Dividenden-Aktien Schweiz: Lohnt sich die Dividendenstrategie?

Dividenden-Aktien Schweiz im Check: Funktioniert die Dividendenstrategie? Verrechnungssteuer 35 %, Rückforderung, Klumpenrisiko und ETF-Ansatz erklärt.

Dividenden-Aktien Schweiz: Lohnt sich die Dividendenstrategie?
Dividenden-Aktien Schweiz: Lohnt sich die Dividendenstrategie?

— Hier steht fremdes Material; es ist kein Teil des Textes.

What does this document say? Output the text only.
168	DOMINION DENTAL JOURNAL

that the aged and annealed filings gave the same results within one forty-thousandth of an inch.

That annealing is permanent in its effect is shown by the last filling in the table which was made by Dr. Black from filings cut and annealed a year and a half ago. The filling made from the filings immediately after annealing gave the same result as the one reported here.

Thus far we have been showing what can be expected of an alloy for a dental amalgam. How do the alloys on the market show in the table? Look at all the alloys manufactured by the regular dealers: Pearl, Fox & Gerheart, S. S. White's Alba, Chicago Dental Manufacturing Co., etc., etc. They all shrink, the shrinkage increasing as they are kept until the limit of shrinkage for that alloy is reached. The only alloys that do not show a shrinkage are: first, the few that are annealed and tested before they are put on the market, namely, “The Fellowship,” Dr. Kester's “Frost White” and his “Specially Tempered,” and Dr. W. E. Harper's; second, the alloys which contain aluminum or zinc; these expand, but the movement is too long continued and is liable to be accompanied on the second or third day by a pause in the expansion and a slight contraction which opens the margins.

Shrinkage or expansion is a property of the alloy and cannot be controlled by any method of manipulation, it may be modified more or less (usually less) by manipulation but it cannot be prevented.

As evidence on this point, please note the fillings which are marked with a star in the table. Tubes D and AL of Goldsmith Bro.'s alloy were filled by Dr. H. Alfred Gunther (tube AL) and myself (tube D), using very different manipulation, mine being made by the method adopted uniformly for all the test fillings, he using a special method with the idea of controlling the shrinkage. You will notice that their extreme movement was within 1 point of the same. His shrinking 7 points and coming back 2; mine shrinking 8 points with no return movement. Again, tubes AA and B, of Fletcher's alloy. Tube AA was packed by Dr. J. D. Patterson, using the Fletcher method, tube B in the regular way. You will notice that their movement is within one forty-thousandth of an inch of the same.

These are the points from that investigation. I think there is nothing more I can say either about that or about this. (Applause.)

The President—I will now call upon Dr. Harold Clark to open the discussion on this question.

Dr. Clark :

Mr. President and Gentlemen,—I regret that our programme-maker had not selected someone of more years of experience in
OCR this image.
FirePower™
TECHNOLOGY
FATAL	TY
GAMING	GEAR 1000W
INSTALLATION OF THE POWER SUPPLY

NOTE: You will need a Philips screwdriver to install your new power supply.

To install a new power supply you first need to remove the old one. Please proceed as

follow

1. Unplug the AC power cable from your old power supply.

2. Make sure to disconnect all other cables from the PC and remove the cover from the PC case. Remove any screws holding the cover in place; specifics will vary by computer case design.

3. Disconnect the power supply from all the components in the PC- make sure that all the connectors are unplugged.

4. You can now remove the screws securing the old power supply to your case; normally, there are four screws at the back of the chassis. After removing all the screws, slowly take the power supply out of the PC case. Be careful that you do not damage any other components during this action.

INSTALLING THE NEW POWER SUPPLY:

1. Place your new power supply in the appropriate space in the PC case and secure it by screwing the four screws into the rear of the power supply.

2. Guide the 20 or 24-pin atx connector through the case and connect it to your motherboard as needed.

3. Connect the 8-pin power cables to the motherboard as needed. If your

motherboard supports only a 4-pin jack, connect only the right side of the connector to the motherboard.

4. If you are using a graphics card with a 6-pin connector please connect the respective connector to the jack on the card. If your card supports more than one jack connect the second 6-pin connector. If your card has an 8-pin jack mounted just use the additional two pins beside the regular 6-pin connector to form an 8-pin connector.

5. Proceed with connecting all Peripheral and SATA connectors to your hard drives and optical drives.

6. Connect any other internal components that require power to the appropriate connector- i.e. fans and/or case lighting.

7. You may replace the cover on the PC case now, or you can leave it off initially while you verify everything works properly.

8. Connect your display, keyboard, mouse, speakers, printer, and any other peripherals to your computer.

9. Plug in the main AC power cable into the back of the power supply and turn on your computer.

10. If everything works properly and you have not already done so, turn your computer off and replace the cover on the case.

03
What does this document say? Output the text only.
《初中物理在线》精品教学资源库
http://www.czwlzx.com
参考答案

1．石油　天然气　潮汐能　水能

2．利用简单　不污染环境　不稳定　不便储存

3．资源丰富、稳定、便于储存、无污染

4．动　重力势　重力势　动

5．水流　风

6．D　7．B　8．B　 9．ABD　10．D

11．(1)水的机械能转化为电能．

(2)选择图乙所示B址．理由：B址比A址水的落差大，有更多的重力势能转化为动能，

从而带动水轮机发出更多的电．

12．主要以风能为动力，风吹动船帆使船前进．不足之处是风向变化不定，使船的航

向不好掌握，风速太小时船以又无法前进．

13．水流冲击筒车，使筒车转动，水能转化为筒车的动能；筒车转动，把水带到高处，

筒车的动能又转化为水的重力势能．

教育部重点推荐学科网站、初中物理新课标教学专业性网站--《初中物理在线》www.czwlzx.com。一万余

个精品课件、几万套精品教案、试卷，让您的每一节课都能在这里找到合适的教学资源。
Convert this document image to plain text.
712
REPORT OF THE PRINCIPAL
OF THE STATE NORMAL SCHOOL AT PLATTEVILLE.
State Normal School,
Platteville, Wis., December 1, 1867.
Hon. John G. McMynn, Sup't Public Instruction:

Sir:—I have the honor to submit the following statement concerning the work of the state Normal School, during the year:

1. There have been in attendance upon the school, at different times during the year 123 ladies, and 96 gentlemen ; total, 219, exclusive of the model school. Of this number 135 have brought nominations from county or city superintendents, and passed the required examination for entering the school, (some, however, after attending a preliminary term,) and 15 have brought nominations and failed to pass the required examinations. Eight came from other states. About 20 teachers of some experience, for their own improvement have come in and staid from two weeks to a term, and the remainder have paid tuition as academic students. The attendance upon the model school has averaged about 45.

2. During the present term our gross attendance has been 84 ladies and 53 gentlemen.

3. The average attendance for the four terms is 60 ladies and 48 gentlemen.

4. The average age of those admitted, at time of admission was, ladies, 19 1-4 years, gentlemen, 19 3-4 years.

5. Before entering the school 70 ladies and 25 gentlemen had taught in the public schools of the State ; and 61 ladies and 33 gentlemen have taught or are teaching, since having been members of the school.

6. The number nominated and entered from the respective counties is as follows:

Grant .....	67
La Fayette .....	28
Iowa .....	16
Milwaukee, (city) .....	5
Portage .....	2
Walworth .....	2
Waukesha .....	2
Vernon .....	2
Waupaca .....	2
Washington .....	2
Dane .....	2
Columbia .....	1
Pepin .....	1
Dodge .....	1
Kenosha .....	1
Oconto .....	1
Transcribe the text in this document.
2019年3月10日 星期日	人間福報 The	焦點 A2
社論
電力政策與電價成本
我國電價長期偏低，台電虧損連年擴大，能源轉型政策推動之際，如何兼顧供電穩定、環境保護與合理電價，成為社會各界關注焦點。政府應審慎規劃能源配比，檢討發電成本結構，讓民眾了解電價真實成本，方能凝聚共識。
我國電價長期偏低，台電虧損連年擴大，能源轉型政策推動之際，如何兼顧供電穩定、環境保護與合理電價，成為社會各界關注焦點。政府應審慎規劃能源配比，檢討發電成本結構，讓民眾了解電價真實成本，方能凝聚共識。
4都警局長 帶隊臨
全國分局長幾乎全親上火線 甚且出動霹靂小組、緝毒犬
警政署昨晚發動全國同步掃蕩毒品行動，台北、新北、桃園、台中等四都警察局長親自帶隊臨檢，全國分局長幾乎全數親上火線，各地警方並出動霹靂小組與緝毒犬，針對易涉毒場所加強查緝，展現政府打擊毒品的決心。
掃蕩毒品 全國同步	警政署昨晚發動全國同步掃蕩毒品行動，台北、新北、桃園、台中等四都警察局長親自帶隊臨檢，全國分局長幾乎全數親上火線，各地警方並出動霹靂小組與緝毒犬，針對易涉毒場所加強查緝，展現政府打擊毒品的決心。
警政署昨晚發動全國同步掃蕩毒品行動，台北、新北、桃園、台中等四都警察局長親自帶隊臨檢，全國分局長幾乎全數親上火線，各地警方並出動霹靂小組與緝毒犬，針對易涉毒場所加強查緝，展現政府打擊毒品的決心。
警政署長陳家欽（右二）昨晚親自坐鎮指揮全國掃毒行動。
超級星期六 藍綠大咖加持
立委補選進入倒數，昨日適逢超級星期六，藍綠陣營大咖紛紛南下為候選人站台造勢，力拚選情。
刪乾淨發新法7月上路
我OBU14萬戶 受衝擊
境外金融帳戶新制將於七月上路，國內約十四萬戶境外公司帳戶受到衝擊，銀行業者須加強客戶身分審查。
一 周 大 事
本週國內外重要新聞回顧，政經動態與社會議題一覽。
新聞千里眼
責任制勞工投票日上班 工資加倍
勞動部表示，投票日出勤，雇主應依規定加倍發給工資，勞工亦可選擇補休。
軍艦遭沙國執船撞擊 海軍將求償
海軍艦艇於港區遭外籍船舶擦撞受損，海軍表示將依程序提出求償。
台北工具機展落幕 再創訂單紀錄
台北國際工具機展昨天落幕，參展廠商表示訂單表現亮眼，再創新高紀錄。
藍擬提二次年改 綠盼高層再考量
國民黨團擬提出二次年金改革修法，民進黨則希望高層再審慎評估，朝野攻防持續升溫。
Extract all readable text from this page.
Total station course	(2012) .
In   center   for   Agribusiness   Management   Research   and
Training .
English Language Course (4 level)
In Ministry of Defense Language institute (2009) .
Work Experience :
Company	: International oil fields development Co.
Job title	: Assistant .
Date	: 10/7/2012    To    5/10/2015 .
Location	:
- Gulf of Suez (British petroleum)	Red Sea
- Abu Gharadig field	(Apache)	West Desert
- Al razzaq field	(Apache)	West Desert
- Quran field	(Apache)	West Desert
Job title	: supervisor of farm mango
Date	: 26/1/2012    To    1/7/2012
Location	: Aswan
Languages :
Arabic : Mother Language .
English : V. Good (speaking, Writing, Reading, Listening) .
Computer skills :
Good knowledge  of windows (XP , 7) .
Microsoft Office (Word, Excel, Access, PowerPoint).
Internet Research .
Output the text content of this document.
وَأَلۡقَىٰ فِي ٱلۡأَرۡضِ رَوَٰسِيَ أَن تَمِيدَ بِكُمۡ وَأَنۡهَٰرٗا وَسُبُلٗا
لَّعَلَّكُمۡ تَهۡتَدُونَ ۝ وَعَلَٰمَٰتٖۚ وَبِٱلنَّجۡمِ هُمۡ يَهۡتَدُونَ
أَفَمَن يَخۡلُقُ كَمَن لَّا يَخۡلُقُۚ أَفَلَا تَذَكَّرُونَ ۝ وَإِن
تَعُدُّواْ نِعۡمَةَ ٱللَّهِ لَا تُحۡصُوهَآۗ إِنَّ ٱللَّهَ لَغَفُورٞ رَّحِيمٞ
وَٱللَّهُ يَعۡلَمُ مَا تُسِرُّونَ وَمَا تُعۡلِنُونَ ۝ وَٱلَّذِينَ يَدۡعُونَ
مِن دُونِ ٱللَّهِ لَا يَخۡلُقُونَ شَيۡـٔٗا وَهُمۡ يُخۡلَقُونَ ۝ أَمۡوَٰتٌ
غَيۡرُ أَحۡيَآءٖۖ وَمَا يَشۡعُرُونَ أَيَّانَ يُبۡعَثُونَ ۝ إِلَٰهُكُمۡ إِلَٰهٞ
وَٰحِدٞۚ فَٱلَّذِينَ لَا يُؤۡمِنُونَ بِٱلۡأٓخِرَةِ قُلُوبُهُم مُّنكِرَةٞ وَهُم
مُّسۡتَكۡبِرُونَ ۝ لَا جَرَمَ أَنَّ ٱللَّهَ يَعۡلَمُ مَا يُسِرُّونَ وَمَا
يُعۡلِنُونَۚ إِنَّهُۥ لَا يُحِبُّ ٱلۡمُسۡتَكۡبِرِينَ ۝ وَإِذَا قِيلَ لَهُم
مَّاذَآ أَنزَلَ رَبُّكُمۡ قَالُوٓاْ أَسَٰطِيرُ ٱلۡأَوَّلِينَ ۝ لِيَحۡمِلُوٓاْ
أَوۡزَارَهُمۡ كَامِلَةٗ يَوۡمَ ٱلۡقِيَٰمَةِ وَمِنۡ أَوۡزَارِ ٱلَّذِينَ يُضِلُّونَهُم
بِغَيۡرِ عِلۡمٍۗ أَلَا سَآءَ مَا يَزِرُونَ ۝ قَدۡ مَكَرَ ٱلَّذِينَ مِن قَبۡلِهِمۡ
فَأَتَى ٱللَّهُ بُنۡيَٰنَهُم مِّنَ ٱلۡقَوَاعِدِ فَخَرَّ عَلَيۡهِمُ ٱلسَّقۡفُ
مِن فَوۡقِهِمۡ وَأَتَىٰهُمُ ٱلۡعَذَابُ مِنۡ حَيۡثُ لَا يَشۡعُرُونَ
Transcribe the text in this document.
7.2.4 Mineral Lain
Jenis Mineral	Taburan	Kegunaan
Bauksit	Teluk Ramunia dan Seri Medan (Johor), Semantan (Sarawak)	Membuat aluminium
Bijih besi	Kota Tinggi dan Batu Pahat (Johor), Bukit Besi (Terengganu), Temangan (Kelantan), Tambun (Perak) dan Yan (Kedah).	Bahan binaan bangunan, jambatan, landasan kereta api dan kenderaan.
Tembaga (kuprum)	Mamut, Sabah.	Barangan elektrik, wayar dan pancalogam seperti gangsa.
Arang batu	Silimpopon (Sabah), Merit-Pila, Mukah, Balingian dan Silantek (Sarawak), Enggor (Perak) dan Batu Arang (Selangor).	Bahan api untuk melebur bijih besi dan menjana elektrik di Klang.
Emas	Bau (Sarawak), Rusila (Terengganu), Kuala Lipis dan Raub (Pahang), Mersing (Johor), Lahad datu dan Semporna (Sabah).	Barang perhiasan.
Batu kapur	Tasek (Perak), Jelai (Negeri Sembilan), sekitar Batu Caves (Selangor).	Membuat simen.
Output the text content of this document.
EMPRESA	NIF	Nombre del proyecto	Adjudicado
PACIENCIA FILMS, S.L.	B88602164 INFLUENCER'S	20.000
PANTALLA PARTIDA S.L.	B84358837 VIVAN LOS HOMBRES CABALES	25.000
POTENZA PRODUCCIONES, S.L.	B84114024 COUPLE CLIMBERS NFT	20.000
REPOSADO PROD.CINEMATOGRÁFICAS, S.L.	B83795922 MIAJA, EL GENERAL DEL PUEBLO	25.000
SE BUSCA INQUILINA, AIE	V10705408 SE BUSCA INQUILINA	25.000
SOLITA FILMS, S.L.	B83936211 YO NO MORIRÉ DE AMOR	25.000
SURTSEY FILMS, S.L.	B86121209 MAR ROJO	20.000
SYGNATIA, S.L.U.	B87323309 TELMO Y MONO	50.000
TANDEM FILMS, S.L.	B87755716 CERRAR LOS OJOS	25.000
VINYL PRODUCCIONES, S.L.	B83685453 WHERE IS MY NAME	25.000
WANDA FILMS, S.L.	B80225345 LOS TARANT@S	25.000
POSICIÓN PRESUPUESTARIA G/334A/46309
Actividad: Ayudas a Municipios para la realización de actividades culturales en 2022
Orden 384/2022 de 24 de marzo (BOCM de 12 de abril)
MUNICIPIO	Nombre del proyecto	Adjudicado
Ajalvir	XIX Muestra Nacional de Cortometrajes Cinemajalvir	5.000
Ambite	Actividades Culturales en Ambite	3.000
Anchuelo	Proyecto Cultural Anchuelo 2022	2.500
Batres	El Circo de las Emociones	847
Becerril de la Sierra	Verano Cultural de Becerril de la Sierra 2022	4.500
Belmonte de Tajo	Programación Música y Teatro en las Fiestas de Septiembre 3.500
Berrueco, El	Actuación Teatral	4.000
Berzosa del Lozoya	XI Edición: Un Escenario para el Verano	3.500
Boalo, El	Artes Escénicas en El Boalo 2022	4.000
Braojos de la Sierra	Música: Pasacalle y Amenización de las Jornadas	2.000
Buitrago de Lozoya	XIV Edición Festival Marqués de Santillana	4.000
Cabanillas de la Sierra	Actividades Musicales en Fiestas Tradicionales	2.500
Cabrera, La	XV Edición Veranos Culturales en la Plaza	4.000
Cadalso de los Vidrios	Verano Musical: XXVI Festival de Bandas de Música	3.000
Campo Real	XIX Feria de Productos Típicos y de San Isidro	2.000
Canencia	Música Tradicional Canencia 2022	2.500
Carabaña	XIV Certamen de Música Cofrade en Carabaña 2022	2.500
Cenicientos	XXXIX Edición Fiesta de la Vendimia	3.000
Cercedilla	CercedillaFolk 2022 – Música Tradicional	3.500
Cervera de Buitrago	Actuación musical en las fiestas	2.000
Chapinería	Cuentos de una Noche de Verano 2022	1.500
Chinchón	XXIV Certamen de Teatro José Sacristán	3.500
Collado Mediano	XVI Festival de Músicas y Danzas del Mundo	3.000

Dividenden-Aktien Schweiz sind ein Dauerbrenner: regelmässige Ausschüttungen aufs Konto, vermeintlich solide Unternehmen, das Gefühl von «passivem Einkommen». Bei einem Leitzins der Schweizerischen Nationalbank von 0 Prozent (Stand: Entscheid vom 19. Juni 2026) wirken Dividendenrenditen von 3 oder 4 Prozent verlockend. Doch lohnt sich eine reine Dividendenstrategie wirklich – oder ist sie vor allem ein psychologischer Trick? Dieser Ratgeber zeigt nüchtern, wie Dividenden funktionieren, was die Verrechnungssteuer von 35 Prozent damit macht und wo die typischen Fallen liegen.

Was ist eine Dividendenstrategie?

Eine Dividende ist der Teil des Unternehmensgewinns, der an die Aktionäre ausgeschüttet wird. Wer eine Aktie hält, erhält pro Anteil einen fixen Betrag – meist einmal jährlich, bei internationalen Titeln teils quartalsweise. Die Dividendenrendite setzt diese Ausschüttung ins Verhältnis zum Aktienkurs: Zahlt eine Aktie zu CHF 100 Kurs eine Dividende von CHF 4, beträgt die Rendite 4 Prozent.

Bei der Dividendenstrategie wählt man gezielt Unternehmen mit hoher oder stetig steigender Ausschüttung. Die Idee: Ein laufender Geldstrom, unabhängig von Kursschwankungen, der im Idealfall jedes Jahr wächst. Klingt nach Sicherheit – ist es aber nur bedingt.

Der Denkfehler beim «Gratis-Geld»

Eine Dividende ist kein Geschenk. Am Tag der Ausschüttung sinkt der Aktienkurs rechnerisch um genau den Dividendenbetrag (Ex-Dividenden-Abschlag). Ob ein Unternehmen Gewinn ausschüttet oder im Betrieb reinvestiert, ändert am Gesamtwert deines Vermögens kurzfristig nichts. Eine Dividende ist also eher eine Umschichtung von der Aktie auf dein Konto als zusätzlicher Ertrag aus dem Nichts.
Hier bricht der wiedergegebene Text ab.